We met at Victoria Station, and from the very first hug I knew this would be an only date. I honestly don’t know what leads my gut to make those decisions, but it did. It might have been that she was in her late 20s rather than early 30s; unlike my ex-wife and her dalliance with a 20 year old, I think there is something a little strange about those sized age gaps. It might also have been the fact that it was a hug with no form of kiss, singular or otherwise, to go with it. Regardless, I was left with the impression after mere seconds that this would be a pleasant lunch and nothing more.
This impression was compounded when she suggested that we go for a coffee and a healthy lunch rather than a drink. Now, I’m not saying alcohol is intrinsic to a date, but on a sunny day in central London and with nowhere either of us had to be, there were worse ways to spend some time getting to know each other. We headed off to a little cafe place near Victoria that I know and ordered coffee and eggs.
Annoyingly, she was really interesting. She was a research scientist and told me all about her family moving from Siberia to Princeton in the US. She had ambitions to travel, and had moved from accountancy to science for no reason other than she discovered an interest and a passion. We talked about our favourite science fiction movies, alien life, other hobbies and more.
Well, I say we talked, it was actually more like she talked and I listened. She just didn’t appear very interested at all in me or what I had to share, and was instead content to talk herself and listen only on those occasional moments when I forced my way in. There were a few times when it came dangerously close to stalling in terms of conversation as I was practicing listening a lot more than talking, but overall it flowed okay.

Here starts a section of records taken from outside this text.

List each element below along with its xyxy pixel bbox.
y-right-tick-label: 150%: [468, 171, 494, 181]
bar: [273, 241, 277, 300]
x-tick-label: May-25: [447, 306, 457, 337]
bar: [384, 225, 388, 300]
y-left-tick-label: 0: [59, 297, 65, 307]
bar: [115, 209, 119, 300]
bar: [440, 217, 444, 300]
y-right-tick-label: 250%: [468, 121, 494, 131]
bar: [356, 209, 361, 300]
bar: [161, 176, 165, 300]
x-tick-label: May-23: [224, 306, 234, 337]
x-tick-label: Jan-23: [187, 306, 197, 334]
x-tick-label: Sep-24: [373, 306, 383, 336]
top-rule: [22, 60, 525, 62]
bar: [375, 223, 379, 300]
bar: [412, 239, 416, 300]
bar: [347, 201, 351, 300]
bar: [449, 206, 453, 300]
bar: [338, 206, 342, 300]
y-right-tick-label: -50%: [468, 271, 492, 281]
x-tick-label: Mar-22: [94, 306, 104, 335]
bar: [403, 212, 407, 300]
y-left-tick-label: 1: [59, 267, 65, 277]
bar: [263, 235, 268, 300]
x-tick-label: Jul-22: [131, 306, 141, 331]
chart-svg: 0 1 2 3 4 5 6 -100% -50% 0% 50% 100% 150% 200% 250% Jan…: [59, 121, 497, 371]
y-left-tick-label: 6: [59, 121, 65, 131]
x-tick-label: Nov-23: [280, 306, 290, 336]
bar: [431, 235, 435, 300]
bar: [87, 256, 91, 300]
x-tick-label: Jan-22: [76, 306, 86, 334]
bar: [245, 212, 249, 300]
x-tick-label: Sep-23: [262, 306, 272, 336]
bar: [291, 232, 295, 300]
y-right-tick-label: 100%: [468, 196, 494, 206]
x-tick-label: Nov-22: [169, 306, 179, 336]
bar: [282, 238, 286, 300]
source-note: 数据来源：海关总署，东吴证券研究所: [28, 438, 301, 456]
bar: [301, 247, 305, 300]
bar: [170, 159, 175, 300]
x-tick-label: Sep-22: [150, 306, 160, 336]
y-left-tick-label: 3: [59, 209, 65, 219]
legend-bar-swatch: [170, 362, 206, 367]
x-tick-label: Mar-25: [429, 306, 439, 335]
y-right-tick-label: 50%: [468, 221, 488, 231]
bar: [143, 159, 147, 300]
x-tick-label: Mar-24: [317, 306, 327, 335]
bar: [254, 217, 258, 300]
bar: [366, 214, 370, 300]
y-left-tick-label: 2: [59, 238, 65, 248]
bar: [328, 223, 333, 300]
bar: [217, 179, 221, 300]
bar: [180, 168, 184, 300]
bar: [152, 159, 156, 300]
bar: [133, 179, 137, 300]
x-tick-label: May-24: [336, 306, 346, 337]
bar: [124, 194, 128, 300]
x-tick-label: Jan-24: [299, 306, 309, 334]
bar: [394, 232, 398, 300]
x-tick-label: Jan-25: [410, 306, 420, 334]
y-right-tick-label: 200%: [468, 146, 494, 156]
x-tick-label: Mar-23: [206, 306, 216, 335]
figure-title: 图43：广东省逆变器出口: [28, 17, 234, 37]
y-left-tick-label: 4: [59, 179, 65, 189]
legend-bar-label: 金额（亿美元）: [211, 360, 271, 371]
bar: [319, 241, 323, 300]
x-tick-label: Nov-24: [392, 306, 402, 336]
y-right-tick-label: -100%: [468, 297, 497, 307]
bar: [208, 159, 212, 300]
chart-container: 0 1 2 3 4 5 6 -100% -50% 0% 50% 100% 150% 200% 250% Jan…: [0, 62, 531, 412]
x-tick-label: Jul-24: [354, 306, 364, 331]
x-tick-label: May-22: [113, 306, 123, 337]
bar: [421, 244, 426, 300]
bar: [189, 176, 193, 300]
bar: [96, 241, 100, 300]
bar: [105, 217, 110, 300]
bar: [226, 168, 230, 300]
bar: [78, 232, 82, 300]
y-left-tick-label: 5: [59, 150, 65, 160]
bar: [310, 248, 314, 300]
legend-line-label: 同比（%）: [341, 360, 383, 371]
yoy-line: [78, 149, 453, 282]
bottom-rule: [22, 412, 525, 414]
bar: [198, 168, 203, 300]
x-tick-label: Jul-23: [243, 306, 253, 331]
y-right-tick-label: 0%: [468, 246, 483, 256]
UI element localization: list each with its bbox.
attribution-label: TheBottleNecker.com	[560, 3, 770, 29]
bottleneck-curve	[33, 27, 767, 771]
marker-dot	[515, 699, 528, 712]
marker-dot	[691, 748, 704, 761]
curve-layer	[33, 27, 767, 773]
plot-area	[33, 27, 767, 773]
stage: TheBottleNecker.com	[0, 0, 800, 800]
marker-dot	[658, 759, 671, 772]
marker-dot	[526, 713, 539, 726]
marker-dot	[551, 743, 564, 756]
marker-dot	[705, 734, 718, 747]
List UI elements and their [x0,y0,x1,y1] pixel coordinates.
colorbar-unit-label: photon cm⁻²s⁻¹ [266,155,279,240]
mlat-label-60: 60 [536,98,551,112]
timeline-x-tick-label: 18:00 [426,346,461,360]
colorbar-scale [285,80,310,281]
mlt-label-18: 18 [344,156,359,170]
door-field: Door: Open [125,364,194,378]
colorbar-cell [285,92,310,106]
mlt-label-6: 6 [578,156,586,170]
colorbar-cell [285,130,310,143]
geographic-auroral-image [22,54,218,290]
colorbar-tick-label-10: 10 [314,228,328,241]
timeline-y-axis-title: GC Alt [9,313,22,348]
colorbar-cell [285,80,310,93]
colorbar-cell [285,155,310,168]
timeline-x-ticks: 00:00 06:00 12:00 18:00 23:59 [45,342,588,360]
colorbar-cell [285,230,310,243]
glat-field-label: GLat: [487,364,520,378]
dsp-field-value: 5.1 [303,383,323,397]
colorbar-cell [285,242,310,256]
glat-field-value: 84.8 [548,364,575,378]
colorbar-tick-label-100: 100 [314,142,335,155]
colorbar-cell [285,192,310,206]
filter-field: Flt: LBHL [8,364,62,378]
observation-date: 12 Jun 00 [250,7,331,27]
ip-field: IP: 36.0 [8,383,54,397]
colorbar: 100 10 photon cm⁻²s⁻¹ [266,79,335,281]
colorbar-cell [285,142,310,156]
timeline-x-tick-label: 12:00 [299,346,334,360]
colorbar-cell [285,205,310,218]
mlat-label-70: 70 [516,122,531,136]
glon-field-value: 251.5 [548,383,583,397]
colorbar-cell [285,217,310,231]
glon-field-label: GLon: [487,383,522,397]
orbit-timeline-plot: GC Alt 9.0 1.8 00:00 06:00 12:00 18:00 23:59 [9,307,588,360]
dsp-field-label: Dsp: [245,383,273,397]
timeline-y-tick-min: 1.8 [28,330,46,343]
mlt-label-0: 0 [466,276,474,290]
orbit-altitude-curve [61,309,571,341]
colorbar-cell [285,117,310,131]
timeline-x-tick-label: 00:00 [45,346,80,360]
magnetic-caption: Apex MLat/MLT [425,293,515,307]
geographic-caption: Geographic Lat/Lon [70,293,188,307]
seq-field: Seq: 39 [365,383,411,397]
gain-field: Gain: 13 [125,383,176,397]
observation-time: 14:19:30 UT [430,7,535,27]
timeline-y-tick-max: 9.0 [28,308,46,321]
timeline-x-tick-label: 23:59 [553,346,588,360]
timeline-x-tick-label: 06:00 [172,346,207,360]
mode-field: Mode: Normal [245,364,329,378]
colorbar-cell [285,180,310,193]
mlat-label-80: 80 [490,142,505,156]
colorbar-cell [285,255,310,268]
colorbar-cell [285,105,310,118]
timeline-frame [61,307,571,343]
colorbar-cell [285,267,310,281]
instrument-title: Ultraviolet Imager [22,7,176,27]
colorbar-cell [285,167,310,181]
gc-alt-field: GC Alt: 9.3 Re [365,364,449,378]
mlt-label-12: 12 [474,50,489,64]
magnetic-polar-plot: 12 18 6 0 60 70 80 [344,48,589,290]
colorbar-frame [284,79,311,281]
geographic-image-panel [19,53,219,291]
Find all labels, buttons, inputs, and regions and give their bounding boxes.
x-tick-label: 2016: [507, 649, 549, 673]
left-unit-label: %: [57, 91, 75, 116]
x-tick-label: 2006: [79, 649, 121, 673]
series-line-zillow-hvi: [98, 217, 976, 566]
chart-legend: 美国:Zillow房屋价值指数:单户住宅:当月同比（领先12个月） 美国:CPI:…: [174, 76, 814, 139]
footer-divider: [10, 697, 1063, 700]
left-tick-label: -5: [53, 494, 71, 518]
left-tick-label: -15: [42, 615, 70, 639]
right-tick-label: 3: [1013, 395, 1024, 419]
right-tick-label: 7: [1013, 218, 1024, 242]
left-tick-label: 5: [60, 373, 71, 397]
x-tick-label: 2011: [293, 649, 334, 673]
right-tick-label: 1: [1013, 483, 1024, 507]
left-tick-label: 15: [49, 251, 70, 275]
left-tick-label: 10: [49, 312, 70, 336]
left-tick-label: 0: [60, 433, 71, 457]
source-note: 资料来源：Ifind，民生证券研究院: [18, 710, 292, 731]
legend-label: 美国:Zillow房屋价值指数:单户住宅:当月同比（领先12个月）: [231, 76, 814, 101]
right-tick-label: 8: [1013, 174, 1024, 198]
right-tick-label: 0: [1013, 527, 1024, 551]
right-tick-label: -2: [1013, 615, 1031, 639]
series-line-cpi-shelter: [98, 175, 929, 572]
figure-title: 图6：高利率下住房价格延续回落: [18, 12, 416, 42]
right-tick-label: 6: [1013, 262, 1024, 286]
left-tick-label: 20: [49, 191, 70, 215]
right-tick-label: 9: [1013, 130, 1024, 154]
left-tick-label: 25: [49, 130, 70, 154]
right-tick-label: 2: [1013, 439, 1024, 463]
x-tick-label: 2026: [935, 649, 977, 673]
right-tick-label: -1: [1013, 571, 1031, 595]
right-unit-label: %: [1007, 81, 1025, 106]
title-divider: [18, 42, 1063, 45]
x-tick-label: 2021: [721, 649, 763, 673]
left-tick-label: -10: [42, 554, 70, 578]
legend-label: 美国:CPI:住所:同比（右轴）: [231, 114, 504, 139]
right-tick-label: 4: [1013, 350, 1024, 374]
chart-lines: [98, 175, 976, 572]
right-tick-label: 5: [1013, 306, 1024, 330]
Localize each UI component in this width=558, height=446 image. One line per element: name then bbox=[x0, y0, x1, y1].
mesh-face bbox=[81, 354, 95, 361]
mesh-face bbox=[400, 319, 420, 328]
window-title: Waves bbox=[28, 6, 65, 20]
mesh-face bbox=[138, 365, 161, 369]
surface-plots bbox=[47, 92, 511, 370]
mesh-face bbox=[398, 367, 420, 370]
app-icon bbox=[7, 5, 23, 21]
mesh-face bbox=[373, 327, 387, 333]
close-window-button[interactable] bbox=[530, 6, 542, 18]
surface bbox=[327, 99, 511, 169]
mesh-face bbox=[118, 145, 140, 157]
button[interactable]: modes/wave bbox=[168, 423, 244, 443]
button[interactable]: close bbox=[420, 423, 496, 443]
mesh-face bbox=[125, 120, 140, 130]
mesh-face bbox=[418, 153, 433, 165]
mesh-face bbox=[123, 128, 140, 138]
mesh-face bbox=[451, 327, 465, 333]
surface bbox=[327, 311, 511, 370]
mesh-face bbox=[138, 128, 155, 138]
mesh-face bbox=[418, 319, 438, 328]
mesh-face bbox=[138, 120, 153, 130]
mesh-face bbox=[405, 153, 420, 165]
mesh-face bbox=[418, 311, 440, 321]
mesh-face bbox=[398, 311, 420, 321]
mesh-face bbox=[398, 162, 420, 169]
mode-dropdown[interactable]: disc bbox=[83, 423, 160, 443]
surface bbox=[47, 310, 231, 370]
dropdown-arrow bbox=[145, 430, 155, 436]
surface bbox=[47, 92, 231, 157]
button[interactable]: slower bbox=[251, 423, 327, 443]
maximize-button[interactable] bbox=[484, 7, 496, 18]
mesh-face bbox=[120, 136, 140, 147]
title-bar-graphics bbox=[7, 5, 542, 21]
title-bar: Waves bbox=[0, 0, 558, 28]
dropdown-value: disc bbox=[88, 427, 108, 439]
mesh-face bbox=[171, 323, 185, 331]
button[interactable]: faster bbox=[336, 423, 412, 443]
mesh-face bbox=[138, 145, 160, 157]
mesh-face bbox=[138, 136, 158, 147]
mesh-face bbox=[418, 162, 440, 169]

And then came the c-word. After I’d firmly decided this was an only date rather than a first date the pressure of talking about kids totally fell away. I didn’t really need to, but when she asked what else I’d been up to recently I decided to bring them up. She was surprised to say the least, but not in a terrible, shocked way. I told her a little about them, though she didn’t really ask much, and it was no surprise at all that when I asked whether she wanted to continue the conversation over another drink that she remembered she was meeting friends for dinner.
We had just finished eating lunch. At least come up with a plausible get-out strategy.
In the end, it was a nice diversion on a Sunday when I needed one, and I’ve now been on a date with a hot Russian scientist. An unsuccessful date if romance was the desired outcome, but a date nonetheless. I’ll take that over sitting at home in my pyjamas eating ice cream any day of the week.